La incontinencia urinaria en hombres no es una enfermedad en sí misma. Suele ser una derivación de otra patología. Es una condición devastadora que se presenta mucho más frecuente de lo que se piensa y que afecta notoriamente la calidad de vida de los pacientes, convirtiéndose en un

verdadero reto para el urólogo tratante.

 

En ningún lugar del mundo la incontinencia urinaria masculina ha dejado de ser un serio problema a resolver. El varón incontinente, a diferencia de la mujer, jamás consideró la perdida involuntaria de orina como un evento que pudiese ocurrir a lo largo de su vida y mucho menos

aceptará el hecho de tener que utilizar absorbentes de cualquier tipo (protectores diarios, toallas, pañales, papel, tela, colectores externos, etc.) por pocos o pequeños que

estos sean.

Podemos clasificar a la incontinencia en varios tipos:

1) INCONTINENCIA TRANSITORIA: suele estar

causada por infecciones urinarias (causa más frecuente) y desaparecerá una vez tratadas éstas.

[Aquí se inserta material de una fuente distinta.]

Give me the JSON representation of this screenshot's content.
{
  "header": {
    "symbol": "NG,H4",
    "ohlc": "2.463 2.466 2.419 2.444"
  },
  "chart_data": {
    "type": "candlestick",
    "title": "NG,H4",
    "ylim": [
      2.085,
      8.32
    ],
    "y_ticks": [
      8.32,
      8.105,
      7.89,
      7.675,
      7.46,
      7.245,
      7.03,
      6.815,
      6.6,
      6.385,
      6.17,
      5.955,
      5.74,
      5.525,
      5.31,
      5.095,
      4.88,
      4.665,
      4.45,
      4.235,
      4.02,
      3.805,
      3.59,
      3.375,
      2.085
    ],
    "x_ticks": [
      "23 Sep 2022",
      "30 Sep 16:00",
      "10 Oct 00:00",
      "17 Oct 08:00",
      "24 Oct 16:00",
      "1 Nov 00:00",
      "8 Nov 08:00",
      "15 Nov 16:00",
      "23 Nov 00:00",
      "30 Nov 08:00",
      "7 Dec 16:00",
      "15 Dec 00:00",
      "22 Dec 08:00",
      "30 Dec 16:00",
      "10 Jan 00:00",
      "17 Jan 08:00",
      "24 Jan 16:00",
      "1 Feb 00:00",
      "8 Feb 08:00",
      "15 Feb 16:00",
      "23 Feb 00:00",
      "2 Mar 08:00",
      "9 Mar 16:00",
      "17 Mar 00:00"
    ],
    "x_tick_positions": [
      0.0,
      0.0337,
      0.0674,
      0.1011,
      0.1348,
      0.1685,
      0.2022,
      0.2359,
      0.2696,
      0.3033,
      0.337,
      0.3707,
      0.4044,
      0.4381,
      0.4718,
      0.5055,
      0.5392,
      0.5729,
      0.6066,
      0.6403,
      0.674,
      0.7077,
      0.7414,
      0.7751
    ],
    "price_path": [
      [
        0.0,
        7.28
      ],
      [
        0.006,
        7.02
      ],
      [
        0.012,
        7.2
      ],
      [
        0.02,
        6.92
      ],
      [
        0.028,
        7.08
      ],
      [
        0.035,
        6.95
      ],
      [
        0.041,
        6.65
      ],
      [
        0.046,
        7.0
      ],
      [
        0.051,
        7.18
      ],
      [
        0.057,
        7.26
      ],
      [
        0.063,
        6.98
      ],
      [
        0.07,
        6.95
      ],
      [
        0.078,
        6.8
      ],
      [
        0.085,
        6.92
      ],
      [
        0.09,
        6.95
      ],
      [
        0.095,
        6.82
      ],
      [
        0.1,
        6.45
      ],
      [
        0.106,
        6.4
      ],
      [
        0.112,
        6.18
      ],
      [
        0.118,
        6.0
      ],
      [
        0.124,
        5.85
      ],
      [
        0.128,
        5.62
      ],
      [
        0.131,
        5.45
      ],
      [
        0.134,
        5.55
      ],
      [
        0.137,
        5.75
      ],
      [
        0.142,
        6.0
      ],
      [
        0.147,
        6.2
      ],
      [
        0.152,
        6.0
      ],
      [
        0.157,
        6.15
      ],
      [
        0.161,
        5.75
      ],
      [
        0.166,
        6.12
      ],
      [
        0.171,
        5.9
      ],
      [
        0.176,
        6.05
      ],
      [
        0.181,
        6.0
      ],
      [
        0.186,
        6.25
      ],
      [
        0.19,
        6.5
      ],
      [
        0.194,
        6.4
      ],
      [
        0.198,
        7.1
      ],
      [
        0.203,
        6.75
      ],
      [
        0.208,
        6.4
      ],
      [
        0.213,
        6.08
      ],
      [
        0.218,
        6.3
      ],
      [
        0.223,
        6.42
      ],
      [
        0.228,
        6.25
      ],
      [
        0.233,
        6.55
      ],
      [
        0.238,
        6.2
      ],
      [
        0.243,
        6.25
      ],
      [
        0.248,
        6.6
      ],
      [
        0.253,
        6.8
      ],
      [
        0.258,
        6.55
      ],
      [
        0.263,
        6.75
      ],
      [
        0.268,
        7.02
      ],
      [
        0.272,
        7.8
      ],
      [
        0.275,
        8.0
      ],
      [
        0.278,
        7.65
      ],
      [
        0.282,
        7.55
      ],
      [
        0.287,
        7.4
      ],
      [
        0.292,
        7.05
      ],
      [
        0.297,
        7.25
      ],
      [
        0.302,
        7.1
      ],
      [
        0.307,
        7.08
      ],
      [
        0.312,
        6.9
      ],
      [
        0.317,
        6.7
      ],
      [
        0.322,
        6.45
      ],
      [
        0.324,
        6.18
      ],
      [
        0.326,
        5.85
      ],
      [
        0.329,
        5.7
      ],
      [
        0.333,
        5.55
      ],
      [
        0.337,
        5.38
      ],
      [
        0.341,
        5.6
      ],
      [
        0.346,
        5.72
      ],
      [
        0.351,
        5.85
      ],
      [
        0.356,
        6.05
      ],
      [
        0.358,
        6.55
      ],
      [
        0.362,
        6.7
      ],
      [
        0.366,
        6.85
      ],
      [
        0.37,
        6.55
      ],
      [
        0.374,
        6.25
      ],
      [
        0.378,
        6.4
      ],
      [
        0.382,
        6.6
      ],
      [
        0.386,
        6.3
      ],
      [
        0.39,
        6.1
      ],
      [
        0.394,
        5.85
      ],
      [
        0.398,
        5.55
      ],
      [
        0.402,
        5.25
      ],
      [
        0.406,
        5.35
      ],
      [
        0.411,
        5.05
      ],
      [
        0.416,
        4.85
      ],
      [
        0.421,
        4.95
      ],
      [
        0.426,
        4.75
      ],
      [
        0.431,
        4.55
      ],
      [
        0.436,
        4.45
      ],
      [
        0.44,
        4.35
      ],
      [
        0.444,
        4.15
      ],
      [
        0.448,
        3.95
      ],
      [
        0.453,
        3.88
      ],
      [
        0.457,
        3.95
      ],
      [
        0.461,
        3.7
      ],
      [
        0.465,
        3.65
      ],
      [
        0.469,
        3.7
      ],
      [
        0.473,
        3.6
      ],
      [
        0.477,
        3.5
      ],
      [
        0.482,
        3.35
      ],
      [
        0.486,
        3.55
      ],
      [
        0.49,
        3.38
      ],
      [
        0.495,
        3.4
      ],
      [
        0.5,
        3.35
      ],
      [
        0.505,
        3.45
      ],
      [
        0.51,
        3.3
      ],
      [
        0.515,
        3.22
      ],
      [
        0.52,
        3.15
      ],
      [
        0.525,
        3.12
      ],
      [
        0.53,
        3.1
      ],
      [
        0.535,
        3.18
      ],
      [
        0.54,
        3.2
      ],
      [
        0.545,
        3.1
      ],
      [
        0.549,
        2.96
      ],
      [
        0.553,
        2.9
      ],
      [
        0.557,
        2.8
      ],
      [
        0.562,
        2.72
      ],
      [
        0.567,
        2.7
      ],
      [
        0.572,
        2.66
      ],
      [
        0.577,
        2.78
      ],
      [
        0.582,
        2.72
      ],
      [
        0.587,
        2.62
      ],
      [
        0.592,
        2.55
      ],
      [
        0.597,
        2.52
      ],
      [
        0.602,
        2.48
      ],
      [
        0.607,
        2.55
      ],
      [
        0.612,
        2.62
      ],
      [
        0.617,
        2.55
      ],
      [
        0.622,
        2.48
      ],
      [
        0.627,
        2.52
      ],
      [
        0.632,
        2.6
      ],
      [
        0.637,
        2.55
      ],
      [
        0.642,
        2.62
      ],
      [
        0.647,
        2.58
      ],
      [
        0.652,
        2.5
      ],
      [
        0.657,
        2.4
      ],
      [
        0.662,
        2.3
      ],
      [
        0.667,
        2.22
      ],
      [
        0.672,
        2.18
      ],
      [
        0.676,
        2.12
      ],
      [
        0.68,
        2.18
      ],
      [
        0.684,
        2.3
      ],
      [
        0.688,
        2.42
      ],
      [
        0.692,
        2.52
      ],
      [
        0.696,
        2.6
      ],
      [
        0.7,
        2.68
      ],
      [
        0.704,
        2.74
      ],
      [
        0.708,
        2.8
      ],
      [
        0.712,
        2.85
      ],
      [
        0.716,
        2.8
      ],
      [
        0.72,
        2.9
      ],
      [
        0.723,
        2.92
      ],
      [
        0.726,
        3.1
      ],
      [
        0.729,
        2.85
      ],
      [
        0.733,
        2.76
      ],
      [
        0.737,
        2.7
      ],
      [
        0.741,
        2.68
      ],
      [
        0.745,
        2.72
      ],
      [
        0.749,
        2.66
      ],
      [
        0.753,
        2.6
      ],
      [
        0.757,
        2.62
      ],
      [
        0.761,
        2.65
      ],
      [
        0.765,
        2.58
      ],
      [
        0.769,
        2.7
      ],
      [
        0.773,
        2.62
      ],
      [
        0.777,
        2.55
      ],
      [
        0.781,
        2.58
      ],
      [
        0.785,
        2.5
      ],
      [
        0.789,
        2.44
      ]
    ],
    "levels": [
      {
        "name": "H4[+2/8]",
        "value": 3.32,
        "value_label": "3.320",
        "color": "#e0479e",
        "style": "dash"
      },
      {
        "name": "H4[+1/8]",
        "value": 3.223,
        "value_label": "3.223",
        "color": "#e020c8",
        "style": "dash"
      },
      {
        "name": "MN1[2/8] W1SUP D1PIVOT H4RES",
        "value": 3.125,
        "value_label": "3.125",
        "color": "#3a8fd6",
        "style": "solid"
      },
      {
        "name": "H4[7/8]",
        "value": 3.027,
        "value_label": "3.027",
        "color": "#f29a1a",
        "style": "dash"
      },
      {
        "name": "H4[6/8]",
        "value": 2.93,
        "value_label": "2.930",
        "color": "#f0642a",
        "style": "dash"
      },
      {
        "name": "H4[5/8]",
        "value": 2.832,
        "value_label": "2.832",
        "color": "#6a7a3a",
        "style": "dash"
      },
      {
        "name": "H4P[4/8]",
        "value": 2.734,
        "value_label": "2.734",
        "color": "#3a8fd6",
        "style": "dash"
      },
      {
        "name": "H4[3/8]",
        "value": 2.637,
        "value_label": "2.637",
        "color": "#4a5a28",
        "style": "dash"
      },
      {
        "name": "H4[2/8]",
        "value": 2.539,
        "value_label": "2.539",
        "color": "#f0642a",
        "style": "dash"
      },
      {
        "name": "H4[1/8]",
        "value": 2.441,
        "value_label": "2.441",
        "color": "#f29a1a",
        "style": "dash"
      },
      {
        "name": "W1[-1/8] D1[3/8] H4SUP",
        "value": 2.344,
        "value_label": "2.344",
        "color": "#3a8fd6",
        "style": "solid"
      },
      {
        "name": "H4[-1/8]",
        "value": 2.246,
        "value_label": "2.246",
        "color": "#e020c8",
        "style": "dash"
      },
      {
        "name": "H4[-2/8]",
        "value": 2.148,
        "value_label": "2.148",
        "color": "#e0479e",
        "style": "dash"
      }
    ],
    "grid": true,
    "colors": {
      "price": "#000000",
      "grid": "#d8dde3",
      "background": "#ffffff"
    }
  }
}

2) INCONTINENCIA DE ESFUERZO: se produce al

realizarse movimientos como caminar, toser, levantarse o reír. Ocurre muy frecuentemente tras la cirugía derivada del cáncer de próstata (prostatectomía radical).

3) INCONTINENCIA DE URGENCIA: está asociada, como su nombre lo indica, a una necesidad repentina e imperiosa de orinar. Al no llegar a tiempo al baño, se puede escapar la orina. Ocurre cuando hay daño nervioso a causa de alguna enfermedad como Parkinson, diabetes o esclerosis múltiple. También se puede producir cuando el paciente ha sido tratado con radioterapia en la zona pélvica, disminuyendo el tamaño de su vejiga.

4) INCONTINENCIA MIXTA: tiene las características de las dos anteriores.

5) INCONTINENCIA POR REBOSAMIENTO: como su nombre lo indica, sucede cuando la vejiga está llena porque existe una obstrucción que impide su vaciamiento. También puede deberse a lesiones nerviosas y, en este caso, al estar la vejiga distendida, no tiene la capacidad de contracción suficiente para iniciar la micción voluntaria, produciéndose la incontinencia cuando se llena. Existen diversas alternativas para tratar la incontinencia urinaria en hombres. El tratamiento a elegir, dependerá del tipo de incontinencia que se padezca. Si usted padece incontinencia de esfuerzo, es un candidato óptimo para utilizar un dispositivo externo. Si por el contrario su

incontinencia es severa y persiste a lo largo del tiempo es posible que precise una operación de próstata. Si usted se encuentra incapacitado para acudir al baño por sus propios medios, debe utilizar bolsas, colectores de orina y/o pañales.

Igualmente, hay fármacos que podemos utilizar para el manejo de la incontinencia, sobre todo, cuando ésta es de urgencia. Éstos actúan a nivel del músculo de la vejiga evitando las contracciones involuntarias del mismo y permitiendo controlar los escapes de orina.

El tipo de incontinencia a la cual más le tememos los

urólogos, es la ocasionada, en forma involuntaria, tras la cirugía derivada del cáncer de próstata localizado (prostatectomía radical abierta, laparoscópica o robótica). Tenemos que recordar que la punta de la próstata termina inmediatamente por detrás de lo que conocemos como esfínter uretral externo (estructura dentro de la uretra que evita el escape de orina) y durante una cirugía radical (quitar toda la próstata con las vesículas seminales) se puede dañar éste en el afán de lograr un control oncológico óptimo, sin embargo, con las técnicas laparoscópica y robótica, las posibilidades de que esto ocurra se reducen, aunque no desaparecen por completo. Esperamos que el conocimiento de los tipos de incontinencia masculina ayude a nuestros pacientes a decidirse a acudir al urólogo en caso de padecer alguna de ellas, dado que, la pérdida involuntaria de orina, en ningún momento es normal.